The Dutch politician has stressed that the Brussels plan aims to increase energy reforms in real estate within the EU. The focus on older buildings prioritizes the most profitable renovations and helps fight energy poverty, he said.
Thus, the European Executive raises raise minimum energy standards and calls for the reform of 15% of the less efficient real estate stock with the 2030 horizon so that there are no buildings with the worst energy rating (F), which indicates poor conditioning.
It proposes that by 2030 all new-build buildings be emissions neutral, with the 2027 target for public buildings, in an attempt to get the public sector to take the lead in this field.
Brussels also focuses on energy certificates to harmonize them throughout the EU by 2025 and extend their obligation to all public buildings, as well as buildings whose rental contract is renewed.

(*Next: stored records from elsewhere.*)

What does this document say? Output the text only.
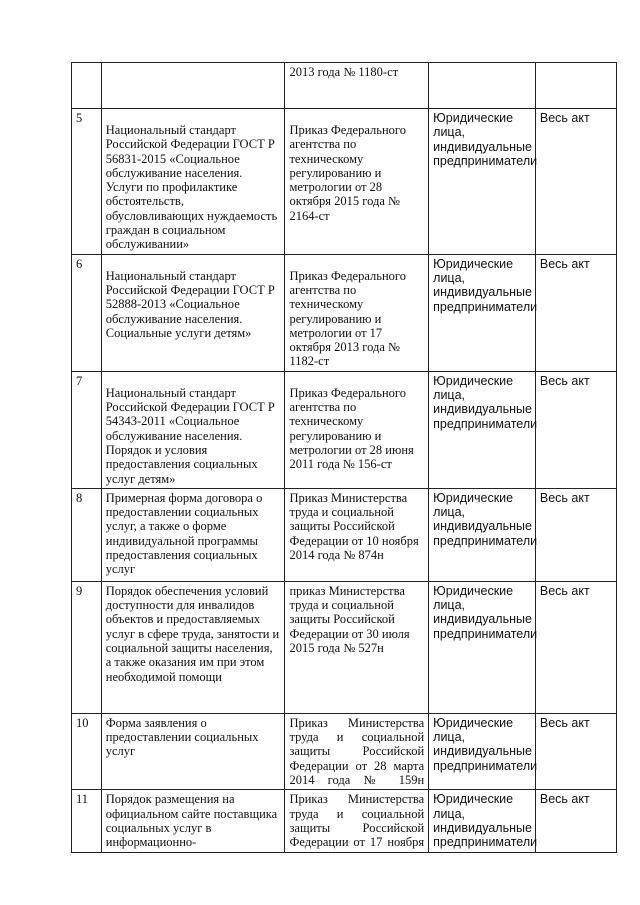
		2013 года № 1180-ст		
5	Национальный стандарт Российской Федерации ГОСТ Р 56831-2015 «Социальное обслуживание населения. Услуги по профилактике обстоятельств, обусловливающих нуждаемость граждан в социальном обслуживании»	Приказ Федерального агентства по техническому регулированию и метрологии от 28 октября 2015 года № 2164-ст	Юридические лица, индивидуальные предприниматели	Весь акт
6	Национальный стандарт Российской Федерации ГОСТ Р 52888-2013 «Социальное обслуживание населения. Социальные услуги детям»	Приказ Федерального агентства по техническому регулированию и метрологии от 17 октября 2013 года № 1182-ст	Юридические лица, индивидуальные предприниматели	Весь акт
7	Национальный стандарт Российской Федерации ГОСТ Р 54343-2011 «Социальное обслуживание населения. Порядок и условия предоставления социальных услуг детям»	Приказ Федерального агентства по техническому регулированию и метрологии от 28 июня 2011 года № 156-ст	Юридические лица, индивидуальные предприниматели	Весь акт
8	Примерная форма договора о предоставлении социальных услуг, а также о форме индивидуальной программы предоставления социальных услуг	Приказ Министерства труда и социальной защиты Российской Федерации от 10 ноября 2014 года № 874н	Юридические лица, индивидуальные предприниматели	Весь акт
9	Порядок обеспечения условий доступности для инвалидов объектов и предоставляемых услуг в сфере труда, занятости и социальной защиты населения, а также оказания им при этом необходимой помощи	приказ Министерства труда и социальной защиты Российской Федерации от 30 июля 2015 года № 527н	Юридические лица, индивидуальные предприниматели	Весь акт
10	Форма заявления о предоставлении социальных услуг	Приказ Министерства труда и социальной защиты Российской Федерации от 28 марта 2014 года № 159н	Юридические лица, индивидуальные предприниматели	Весь акт
11	Порядок размещения на официальном сайте поставщика социальных услуг в информационно-	Приказ Министерства труда и социальной защиты Российской Федерации от 17 ноября	Юридические лица, индивидуальные предприниматели	Весь акт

The real estate park for sale and rent must have a certificate and appear clearly in the advertisements in which it is offered, according to the proposal presented by the Community Executive.
The euro chamber asks for more incentives
On the other hand, the European Parliament has proposed incentives for the renovation of buildings as well as financial measures conditional on the efficiency and energy saving of buildings.
MEPs have emphasized increasing the transparency on energy costs for buyers and tenants and have asked to improve and harmonize energy certificates among the Twenty-seven.
“The renovation of the housing stock in the EU is not only a priority to reduce emissions but it is also a lever for sustainable growth and employment creation“, has defended the rapporteur Sean Kelly, who has pointed out that the percentage of reforms is only 1% in EU real estate.